Ahi donde Dios me ha puesto debo florecer

“Debemos reconocer que uno puede tener mucha claridad de ideas, un criterio firme y bien formado para valorar y analizar la realidad, y toda la coherencia del mundo, pero eso no significa que poseamos la única y absoluta verdad” Contemplaciones en papel. Oraizola

La mayoría de las veces nos cuesta aceptar que podemos estar equivocados en nuestro punto de vista. Discutimos sobre un tema con alguien y esa persona plantea su posición y cada uno piensa que su versión de la realidad es la cierta y que el otro siempre está equivocado.

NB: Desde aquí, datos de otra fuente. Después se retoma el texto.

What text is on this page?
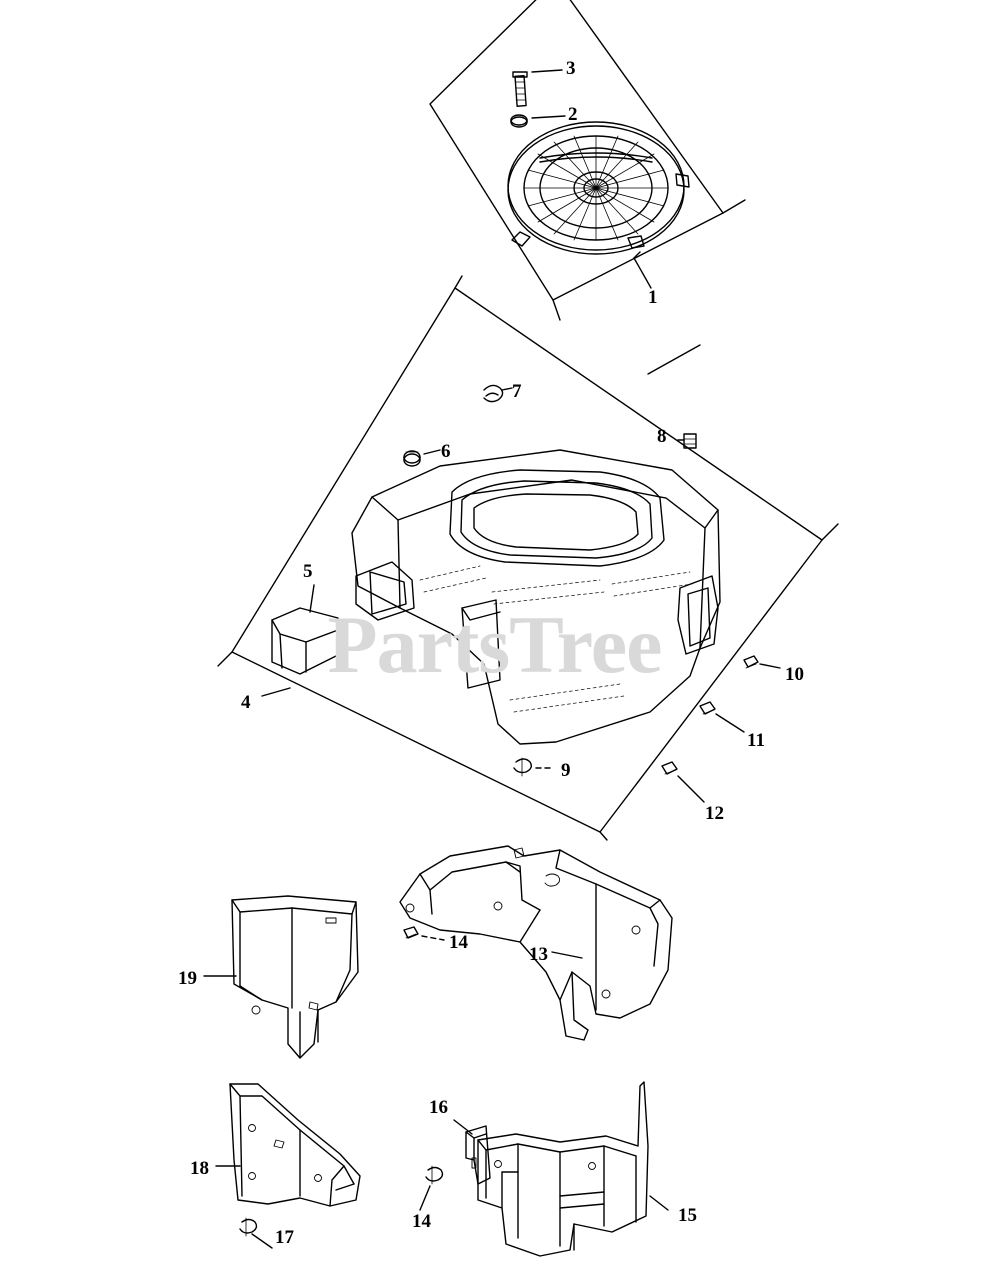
PartsTree
1
2
3
4
5
6
7
8
9
10
11
12
13
14
14	15
16
17
18
19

Por principio siempre escucho empáticamente la posición de los demás y trato de entender su punto de vista, aunque en ocasiones no las comparta.  Pero no sé porque, me molesta tanto cuando los demás critican mi país, debo reconocer que en esas ocasiones me coloco en una posición un poco intransigente.

Hace unos días estaba de viaje. Cuando llegue a España, desde el momento en que bajé del avión y tuve que recorrer medio aeropuerto, pasar migración, tomar un tren por el cual tuve que esperar más de 15 min, transcurrieron aproximadamente 45 min, entonces llegue al punto donde debía recoger la maleta, y aun tuve que esperar 10 min más. Estimo que si hubiera estado frente a las correas por donde llegaban las maletas, desde que bajé del avión, probablemente hubiera tenido que esperar casi una hora.  Cuando vine de regreso a Santo Domingo, evidentemente el aeropuerto es pequeño, en minutos había atravesado el aeropuerto y migración y estaba frente a la correa donde recoger las maletas y junto a mi, los dominicanos que viven en España y que vienen de vacaciones, inmediatamente comenzaron a quejarse de que la maleta tardaba mucho en salir y que este país era una porquería, y que no hay luz, y los mosquitos, etc, y en un momento dado, no me pude aguantar y en voz alta dije: “Si les molesta tanto el país a que vienen y no se quedan en su segunda tierra que eligieron!!!”. No tengo que decir que algunas personas me miraron como si estuviera loca.

Podría citar muchas historias de este tipo, pero entonces solo voy a redundar. El hecho es que creo que uno debe aprender a vivir y a valorar la realidad en la que a uno le toca vivir. Cuando estaba adolescente un día mi papa me regaló una imagen de Snopy sobre un árbol que decía: “Ahí donde Dios me ha puesto debo florecer”. Y sé que muchas personas pensaran que digo esto porque estoy bien, y eso me molesta todavía más porque, donde estoy ahora creo que me lo he ganado a golpe de trabajo y sacrificio y yo también en su día tuve necesidades.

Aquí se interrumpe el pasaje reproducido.